Yes, fascist corporatism is taking hold, its time we face the music and deal with it.

ClayBarham
12-19-2007, 05:29 PM
Right, the Constitution is no longer viewed as a limit on government, but I still contend the Congress is the prime offender and Bush is an offender to the extent he does not resist them, as per the signed in the recent budget full of pork. Also, since you mentioned TIME Magazine, they have selected Putin as their man of the year because he has brought stability to Russia.....as did Stalin, Hitler, etc. as if stability as tyranny is admirable.

Osborn F. Enready
12-19-2007, 05:59 PM
I agree, the Congress IS to blame. What is worthy of notice is that the Congress has been to blame for a substantial number of laws that are Constitutional transgressions, and direct abridgement of rights.

They have been doing this mainly since 1933, but really, for the last 157 years.

ClayBarham
12-20-2007, 08:12 PM
Look at many of those who have been elected to Congress, such as would open the treasury to their constituents with no shame and ignore the Constitution and the intent of our Republic. I wonder if some of them even bathe? They are a sorry bunch, and as such, I expected Bush to stand as a bulwark against their mischief instead of going along with it. He has done some great things, but he sure has let his constituents down.

PatrickHenry
12-20-2007, 09:44 PM
...Bush...has done some great things...
Umm...What?

Saigio
12-20-2007, 09:48 PM
...Bush...has done some great things...
Umm...What?


I guess Clay needs to adjust his medication...

Osborn F. Enready
12-21-2007, 04:19 PM
I haven't seen a single good thing come from the madman in the whitehouse, other than PROVING BEYOND A DOUBT both parties need to be hung out to dry, as they are the same evil, working toward the same end....jackbooted tyranny.

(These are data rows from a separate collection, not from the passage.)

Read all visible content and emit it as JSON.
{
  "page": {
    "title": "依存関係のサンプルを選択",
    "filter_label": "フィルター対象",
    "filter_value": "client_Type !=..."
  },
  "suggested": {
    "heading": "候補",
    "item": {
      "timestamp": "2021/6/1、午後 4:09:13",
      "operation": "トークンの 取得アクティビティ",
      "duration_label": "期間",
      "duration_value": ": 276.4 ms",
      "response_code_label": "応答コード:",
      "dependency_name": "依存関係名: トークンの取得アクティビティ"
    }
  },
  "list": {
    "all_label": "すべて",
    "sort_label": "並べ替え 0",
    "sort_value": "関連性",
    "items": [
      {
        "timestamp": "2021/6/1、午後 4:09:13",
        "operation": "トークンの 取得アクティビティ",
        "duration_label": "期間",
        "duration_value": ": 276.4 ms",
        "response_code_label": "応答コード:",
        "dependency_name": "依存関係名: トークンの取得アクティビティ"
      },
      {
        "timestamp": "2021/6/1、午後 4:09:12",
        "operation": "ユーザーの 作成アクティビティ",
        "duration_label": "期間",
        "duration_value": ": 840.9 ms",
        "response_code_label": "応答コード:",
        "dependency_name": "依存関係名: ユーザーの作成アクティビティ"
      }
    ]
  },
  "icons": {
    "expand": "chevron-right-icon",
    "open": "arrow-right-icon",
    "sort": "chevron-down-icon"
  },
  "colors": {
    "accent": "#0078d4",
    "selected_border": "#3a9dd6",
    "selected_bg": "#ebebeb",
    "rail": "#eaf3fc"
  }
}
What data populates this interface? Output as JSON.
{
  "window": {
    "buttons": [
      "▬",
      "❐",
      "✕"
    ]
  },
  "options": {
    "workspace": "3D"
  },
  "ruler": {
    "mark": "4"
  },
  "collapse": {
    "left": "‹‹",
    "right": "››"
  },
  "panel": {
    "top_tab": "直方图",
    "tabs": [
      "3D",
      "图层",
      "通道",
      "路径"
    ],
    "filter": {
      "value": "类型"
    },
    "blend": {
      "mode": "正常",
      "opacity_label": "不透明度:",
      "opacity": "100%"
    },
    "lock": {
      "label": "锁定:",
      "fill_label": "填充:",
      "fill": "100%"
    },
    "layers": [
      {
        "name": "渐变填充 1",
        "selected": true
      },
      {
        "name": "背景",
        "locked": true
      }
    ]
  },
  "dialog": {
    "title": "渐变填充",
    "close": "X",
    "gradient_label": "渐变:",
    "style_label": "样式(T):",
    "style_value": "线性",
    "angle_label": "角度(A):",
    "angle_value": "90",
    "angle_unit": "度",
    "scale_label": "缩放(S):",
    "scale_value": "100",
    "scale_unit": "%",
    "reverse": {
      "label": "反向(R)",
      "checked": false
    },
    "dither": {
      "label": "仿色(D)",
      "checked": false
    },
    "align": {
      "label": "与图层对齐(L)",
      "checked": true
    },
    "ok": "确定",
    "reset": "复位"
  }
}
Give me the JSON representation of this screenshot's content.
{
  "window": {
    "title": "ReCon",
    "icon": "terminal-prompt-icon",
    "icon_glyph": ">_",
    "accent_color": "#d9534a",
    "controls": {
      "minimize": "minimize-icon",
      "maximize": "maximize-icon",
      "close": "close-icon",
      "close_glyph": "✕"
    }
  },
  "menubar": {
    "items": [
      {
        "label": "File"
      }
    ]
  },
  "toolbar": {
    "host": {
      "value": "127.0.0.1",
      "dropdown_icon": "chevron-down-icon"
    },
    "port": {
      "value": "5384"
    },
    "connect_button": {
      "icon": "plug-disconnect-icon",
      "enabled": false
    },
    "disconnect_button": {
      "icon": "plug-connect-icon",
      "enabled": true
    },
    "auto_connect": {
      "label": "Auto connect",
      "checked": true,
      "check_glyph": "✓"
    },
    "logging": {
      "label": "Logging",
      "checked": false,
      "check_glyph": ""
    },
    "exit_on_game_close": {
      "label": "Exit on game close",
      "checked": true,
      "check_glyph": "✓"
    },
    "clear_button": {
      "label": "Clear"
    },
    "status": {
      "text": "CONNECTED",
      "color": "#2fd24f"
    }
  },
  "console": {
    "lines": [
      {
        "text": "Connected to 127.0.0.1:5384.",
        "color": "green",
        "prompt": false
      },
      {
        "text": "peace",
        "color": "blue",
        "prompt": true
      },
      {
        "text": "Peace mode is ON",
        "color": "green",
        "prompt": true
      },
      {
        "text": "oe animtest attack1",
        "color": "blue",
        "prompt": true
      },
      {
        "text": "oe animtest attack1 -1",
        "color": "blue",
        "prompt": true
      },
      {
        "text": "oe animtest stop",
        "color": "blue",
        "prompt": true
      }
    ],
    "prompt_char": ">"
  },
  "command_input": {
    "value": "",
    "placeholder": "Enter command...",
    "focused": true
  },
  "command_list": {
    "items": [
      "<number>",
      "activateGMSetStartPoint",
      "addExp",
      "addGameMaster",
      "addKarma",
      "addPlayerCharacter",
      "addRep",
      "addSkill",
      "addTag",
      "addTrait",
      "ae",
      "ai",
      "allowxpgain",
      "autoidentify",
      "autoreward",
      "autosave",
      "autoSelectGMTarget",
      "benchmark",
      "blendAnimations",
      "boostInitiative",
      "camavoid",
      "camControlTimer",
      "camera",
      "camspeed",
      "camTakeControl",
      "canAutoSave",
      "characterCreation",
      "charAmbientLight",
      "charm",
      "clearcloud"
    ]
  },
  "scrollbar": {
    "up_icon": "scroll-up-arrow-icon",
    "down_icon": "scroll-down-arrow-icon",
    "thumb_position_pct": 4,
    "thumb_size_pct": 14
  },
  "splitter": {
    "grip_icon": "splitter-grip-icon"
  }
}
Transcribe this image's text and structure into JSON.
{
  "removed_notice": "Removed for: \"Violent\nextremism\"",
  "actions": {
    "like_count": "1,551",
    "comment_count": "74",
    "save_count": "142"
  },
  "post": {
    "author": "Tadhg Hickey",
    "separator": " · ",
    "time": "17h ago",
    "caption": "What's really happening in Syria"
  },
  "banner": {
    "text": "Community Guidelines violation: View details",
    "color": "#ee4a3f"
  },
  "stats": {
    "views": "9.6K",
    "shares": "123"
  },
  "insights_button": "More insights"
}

When the boot of government is on your neck, crushing your windpipe, it really doesn't matter much if its the left boot or the right boot.

ClayBarham
12-21-2007, 06:58 PM
Not even the tax cuts or any of the responses to the blowing up of the Twin Towers?

Mark L Hamburger
12-21-2007, 07:22 PM
Not even the tax cuts or any of the responses to the blowing up of the Twin Towers?


Tax cuts without a reduction in spending mean nothing, and the proper response to 9/11 would have been to actually capture the person responsible, which hasn't happened. It seems to me like he just used 9/11 as an excuse to invade Iraq and do some nation building, which was what he campaigned AGAINST in 2000.